For more information on easements, contact HSF at 912-233-7787. For an article on Easements by Daniel Carey published in Forum News, click here.
What are the benefits of donating an easement?
Donating an easement protects a significant property even after an owner has sold or bequeathed it. If the property is already located in a local historic district, the easement provides additional and more stringent protections. Easement donations provide income, gift and estate tax advantages for the donor. Most importantly, it protects historic properties for future generations.
How does an easement protect property?
Easement properties are documented and inspected annually by the HSF staff. The easement holder has the right to review, consult and approve (or disapprove) proposed alterations to a structure or its setting and to enforce the terms of the easement in the event of a violation.
How is an easement valued?
Valuation, made by a professional appraiser, is typically the difference between the fair market value of the property before and after the grant of easement. An easement may reduce the market value of a property because it restricts development rights.

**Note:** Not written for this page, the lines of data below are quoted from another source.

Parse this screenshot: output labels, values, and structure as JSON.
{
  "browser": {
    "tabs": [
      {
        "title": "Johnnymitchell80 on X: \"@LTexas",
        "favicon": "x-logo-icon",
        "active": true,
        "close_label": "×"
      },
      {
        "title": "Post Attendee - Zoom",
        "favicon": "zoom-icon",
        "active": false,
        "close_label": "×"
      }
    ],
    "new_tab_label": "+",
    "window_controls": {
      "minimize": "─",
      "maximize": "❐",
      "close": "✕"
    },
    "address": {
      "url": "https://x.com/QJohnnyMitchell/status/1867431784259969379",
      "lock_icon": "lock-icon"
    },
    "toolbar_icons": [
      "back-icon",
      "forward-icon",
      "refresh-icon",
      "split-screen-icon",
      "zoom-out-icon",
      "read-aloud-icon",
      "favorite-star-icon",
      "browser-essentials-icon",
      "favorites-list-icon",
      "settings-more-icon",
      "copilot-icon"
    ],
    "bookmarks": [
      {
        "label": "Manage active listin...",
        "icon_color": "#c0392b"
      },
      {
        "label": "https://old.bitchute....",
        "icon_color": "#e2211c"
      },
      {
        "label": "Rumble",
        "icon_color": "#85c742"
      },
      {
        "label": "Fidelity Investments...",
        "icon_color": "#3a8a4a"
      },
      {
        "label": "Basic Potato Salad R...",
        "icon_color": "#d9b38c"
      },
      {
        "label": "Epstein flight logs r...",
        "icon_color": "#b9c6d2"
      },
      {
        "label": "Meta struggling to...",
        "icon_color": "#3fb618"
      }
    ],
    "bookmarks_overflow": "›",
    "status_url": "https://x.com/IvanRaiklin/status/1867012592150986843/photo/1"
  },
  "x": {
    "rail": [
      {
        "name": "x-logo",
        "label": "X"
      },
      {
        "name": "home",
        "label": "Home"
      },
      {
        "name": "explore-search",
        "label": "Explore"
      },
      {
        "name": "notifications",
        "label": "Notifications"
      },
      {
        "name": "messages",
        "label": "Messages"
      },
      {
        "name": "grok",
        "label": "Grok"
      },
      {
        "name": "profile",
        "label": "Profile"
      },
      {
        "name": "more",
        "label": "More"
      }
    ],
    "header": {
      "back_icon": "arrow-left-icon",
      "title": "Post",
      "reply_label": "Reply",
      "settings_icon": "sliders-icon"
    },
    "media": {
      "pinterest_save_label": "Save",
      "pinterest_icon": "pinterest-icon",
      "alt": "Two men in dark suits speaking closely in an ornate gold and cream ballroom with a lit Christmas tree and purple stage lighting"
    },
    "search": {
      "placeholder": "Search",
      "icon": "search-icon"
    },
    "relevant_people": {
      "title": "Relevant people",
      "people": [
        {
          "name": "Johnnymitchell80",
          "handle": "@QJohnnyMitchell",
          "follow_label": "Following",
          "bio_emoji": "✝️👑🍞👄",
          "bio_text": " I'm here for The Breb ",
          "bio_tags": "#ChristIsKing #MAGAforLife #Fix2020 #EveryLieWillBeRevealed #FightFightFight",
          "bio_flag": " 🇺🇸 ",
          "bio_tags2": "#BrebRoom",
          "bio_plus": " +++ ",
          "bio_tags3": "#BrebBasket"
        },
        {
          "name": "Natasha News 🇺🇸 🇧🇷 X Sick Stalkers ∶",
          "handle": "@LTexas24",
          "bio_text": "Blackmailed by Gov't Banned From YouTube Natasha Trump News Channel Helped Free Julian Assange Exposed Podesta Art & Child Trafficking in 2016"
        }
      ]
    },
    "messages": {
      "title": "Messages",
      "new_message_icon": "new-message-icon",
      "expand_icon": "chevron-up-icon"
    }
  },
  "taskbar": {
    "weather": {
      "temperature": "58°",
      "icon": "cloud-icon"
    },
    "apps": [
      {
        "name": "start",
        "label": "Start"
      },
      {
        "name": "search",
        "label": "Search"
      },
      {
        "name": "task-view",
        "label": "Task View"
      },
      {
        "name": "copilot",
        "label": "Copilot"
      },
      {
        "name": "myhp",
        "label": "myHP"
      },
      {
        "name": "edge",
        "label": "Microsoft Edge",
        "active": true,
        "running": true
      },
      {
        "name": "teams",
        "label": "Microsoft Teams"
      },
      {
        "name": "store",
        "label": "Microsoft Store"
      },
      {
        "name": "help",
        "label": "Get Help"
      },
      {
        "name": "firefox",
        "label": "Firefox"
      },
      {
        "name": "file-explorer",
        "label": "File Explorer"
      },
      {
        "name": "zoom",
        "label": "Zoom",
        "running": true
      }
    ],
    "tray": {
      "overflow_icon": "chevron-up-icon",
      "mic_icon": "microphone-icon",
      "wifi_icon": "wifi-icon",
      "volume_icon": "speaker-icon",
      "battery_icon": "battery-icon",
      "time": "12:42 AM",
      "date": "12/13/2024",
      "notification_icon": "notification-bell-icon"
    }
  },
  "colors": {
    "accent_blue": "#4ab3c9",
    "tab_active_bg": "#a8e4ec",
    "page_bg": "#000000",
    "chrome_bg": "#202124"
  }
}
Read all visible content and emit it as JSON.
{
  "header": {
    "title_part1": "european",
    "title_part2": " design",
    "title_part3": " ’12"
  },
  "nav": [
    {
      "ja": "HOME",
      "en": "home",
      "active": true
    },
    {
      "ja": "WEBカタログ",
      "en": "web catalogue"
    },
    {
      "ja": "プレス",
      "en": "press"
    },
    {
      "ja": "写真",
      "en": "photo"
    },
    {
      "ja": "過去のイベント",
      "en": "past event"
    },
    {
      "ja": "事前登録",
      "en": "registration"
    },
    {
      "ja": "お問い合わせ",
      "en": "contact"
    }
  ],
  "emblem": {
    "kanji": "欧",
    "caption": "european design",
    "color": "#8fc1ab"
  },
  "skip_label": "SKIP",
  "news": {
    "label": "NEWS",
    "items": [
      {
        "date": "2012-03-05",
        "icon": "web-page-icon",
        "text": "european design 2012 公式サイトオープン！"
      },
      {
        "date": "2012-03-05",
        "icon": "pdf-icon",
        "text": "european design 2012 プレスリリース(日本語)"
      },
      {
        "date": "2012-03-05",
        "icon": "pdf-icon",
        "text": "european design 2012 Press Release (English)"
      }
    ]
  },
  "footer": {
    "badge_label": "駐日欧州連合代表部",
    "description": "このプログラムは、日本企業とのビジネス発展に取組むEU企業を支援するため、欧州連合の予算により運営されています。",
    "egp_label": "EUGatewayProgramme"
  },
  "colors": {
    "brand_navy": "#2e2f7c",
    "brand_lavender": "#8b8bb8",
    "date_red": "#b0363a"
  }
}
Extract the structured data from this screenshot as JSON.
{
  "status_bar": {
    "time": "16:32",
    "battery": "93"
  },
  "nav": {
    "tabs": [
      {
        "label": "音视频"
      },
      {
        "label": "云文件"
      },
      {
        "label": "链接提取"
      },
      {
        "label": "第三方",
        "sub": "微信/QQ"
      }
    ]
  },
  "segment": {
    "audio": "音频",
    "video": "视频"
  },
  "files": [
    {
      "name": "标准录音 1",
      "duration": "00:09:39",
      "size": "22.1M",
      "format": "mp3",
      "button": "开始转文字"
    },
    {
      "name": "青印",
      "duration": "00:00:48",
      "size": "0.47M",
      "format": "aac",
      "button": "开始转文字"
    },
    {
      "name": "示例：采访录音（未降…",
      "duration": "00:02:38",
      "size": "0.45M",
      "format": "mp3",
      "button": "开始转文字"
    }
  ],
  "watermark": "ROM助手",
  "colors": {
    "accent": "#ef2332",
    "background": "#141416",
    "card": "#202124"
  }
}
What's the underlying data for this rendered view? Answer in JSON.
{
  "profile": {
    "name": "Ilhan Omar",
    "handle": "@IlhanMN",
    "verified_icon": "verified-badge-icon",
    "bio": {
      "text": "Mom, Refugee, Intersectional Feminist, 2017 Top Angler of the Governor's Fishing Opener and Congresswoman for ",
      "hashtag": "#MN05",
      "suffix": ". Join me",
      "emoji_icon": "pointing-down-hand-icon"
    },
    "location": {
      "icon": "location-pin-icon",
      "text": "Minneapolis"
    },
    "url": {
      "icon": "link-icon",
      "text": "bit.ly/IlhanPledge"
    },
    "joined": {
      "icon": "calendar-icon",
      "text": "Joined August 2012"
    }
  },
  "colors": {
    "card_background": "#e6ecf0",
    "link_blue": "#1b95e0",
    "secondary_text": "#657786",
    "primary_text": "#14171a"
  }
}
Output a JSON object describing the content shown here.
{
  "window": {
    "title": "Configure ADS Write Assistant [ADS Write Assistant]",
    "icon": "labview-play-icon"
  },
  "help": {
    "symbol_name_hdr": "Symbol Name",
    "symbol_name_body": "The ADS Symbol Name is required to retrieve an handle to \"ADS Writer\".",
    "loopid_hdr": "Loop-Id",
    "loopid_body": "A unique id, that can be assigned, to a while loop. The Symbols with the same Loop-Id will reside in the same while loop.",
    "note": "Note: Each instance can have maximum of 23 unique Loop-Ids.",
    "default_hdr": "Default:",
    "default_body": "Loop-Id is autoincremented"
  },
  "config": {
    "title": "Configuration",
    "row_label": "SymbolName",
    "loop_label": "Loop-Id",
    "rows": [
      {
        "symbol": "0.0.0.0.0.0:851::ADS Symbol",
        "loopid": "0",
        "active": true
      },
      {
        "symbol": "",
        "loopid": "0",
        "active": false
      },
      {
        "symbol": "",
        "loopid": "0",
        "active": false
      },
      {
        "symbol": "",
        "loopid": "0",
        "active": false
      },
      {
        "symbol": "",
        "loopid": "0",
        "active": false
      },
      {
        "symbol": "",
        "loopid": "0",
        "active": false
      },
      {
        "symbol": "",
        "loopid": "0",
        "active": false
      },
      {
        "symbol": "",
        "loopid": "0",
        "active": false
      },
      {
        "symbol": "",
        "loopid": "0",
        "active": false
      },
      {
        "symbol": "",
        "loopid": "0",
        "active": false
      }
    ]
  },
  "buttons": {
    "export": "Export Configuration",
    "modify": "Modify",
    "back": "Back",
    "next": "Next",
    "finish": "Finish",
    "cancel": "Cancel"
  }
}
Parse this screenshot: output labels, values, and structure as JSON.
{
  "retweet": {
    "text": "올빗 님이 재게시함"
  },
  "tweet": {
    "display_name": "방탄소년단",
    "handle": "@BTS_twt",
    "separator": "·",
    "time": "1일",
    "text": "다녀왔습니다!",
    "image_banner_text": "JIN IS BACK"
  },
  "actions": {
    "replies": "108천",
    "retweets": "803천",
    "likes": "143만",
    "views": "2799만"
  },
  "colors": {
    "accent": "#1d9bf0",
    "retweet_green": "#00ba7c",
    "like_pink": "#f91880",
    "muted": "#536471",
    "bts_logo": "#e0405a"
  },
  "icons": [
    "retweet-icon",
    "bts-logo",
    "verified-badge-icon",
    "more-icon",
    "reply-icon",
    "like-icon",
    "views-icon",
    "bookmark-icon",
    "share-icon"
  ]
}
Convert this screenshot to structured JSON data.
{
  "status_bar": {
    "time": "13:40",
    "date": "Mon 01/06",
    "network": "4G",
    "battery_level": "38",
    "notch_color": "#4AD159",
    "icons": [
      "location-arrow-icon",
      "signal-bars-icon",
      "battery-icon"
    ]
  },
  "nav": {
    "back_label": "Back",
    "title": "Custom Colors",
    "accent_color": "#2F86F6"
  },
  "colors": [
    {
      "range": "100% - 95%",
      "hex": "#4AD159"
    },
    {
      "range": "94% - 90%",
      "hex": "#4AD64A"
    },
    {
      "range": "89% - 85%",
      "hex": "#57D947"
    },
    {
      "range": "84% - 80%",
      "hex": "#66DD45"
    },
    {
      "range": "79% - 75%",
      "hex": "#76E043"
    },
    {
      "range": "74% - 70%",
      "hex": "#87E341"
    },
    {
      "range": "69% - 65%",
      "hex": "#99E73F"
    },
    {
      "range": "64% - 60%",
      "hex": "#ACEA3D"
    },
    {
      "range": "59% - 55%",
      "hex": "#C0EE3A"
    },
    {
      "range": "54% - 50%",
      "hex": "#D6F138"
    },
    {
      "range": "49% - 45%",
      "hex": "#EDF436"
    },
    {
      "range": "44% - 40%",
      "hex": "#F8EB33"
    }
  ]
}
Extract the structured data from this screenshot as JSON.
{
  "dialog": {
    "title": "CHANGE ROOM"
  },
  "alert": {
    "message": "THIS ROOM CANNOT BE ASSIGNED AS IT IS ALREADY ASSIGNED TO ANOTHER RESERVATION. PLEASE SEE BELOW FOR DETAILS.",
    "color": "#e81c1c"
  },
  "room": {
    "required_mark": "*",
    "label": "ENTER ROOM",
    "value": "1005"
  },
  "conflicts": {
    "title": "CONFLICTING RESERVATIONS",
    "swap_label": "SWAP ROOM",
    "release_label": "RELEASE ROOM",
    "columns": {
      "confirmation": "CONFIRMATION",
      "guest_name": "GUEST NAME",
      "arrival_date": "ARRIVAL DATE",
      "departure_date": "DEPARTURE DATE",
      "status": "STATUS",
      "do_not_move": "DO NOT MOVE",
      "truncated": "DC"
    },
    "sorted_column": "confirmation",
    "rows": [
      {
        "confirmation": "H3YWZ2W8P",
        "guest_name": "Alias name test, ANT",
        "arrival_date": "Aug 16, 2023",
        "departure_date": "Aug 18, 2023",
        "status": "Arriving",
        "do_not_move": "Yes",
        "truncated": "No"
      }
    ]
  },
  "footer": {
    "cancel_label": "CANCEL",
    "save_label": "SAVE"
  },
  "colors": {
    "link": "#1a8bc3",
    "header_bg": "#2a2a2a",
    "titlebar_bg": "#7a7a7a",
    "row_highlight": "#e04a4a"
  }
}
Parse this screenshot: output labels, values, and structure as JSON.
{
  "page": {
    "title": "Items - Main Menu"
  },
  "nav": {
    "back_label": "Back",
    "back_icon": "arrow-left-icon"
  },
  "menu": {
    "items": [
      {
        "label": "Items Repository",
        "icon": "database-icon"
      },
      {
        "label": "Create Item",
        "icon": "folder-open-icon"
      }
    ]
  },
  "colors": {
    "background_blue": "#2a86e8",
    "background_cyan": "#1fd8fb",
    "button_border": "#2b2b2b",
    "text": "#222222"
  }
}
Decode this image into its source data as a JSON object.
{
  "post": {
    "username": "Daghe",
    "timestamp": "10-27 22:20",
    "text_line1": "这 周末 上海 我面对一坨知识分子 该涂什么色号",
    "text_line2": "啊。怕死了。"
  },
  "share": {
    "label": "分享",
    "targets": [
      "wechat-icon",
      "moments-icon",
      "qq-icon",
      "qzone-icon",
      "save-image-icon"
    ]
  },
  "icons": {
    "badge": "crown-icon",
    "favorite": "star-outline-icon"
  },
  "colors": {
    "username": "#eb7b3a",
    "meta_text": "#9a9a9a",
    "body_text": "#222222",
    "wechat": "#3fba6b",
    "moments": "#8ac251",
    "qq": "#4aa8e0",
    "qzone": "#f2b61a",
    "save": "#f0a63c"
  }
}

How does a property qualify for an easement deduction under federal tax law?
Certified historic structures are eligible; most often they are listed on the National Register of Historic Places or are ‘contributing’ to a National Register or local historic district.
What are the possible tax consequences of an easement donation?
For federal income tax purposes, the most important benefit is that the value of the donated easement may be deducted as a charitable contribution (thereby reducing the donor’s taxable income). The donor receives a one-time charitable deduction on federal income tax for the potential reduced value of the property. In addition to the income tax deduction, federal estate taxes may also be reduced if the fair market value of a property is reduced by a preservation easement.
For state income tax purposes, the Georgia Conservation Tax Credit Program allows a tax credit equal to the value of the easement donation; capped at 25% of the fair market value of the donated property (not to exceed $250,000 for individuals and $500,000 for corporations). An easement may also decrease a property’s local tax assessment and thus its local property taxes.
Easement & Protective Covenant Holders
If you are the owner of a property where an easement or protective covenant is held by HSF, here are a few things you should know:
- An easement or protective covenant covers ALL exterior sides of a property, not just the front or primary facade.
- HSF is required by the GA Department of Natural Resources to regularly survey all properties that we hold easements and protective covenants on. Per our obligation, we must monitor and evaluate the exterior condition of each building.
- Before undertaking any work to the exterior of your property, a request for alterations must be submitted to and approved by HSF. This is separate and/or in addition to a request for a Certificate of Appropriateness from the Metropolitan Planning Commission. A form to request alterations can be found here: Request for Alterations to Easement & Covenant Properties. Routine maintenance, i.e. work that will not result in any change of appearance to the exterior of the property does not require HSF’s consent.
- All work performed on a property on which HSF holds an easement or covenant must be carried out to the Secretary of the Interior’s Standards for Rehabilitation. For more information please click here or contact our office for a copy of those Standards. As well, we recommend that you (or your contactor) read the applicable Preservation Briefs, also provided by the National Park Service, click here.
NOTE: The complexities of the federal tax code and applicable IRS regulations are not easily encapsulated in a short summary, so prospective donors are strongly advised to seek the advice and assistance of an attorney with experience in such matters.